This story leads the New York Times website at this hour:
Congress on Friday approved a $787 billion economic stimulus measure, meeting the crushing mid-February deadline that Democrats had set for adopting the centerpiece of President Obama’s early agenda but without quelling partisan divisions in Washington. Not a single House Republican voted for the bill.
That representation of this bill is incorrect. This is not a $787 billion bill. Congress passed a $717 billion bill grafted to a $70 billion temporary fix of the Alternative Minimum Tax (due to Congress's continued failure to pass AMT indexing.)
We have to get this correct right from the start. $717 billion.

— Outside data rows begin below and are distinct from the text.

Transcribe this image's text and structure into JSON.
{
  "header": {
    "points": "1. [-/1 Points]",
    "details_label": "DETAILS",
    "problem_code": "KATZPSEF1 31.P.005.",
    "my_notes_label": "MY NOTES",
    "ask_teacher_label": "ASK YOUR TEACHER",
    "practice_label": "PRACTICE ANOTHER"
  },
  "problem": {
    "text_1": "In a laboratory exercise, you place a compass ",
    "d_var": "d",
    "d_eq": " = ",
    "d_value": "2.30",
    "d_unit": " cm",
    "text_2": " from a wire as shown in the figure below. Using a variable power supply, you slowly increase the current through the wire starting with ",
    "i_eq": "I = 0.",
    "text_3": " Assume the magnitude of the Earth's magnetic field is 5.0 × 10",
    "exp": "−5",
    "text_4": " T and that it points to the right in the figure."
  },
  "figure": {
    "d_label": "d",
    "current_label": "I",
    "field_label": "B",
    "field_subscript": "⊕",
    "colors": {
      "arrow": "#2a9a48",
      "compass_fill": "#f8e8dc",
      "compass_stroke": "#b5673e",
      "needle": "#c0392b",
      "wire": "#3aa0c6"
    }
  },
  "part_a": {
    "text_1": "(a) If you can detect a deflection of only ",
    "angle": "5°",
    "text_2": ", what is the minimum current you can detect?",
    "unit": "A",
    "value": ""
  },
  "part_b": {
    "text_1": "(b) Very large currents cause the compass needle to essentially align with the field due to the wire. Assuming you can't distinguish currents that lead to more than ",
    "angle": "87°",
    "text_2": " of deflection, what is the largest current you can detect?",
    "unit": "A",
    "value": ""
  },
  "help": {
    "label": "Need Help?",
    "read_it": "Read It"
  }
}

Repeat after me: $717 billion.
This matters because economists have argued that we need a stimulus bill of at least $800 billion (and the smartest ones argue that it has to be much more), inviting the inference that $787 billion is close enough, about 1.6% short of what was supposedly needed -- a rounding error.
If and when -- and I expect that I can just say "when" -- the stimulus bill fails to have its desired effect, it will be important to note that Congress didn't miss the mark by that short of a margin. Instead, the $717 billion total was over 10% short of the prescribed $800 billion figure. It was that much more below what Obama originally sought.
For this, we can thank Senate Republicans and the likes of Senator Ben Nelson, who demanded that the AMT be lumped into the bill, allowing them to depict $717 billion of stimulus as being $787 billion. This is the sort of lie that we have to nip in the bud. All of the stories that you read, like the same one in the Times, which notes
The $787 billion plan, a combination of fast-acting tax cuts and longer-term government spending on public works projects, education, health care, energy and technology, was smaller than Democrats first proposed.
are fundamentally misleading. They refer to a "$787 billion plan" that doesn't exist. AMT reform is not, in any sense, part of the "plan." It's a separate issue that, to my mind, should have been adopted, but in a different bill.
The stimulus plan that was passed is much less than needed. The notion that President Obama got pretty much the amount he wanted may make for some good celebratory cheering by Democrats and some bitter denunciation by Republicans, but it is a lie. Let's prepare to say that as many times as necessary. We will probably be saying it forever.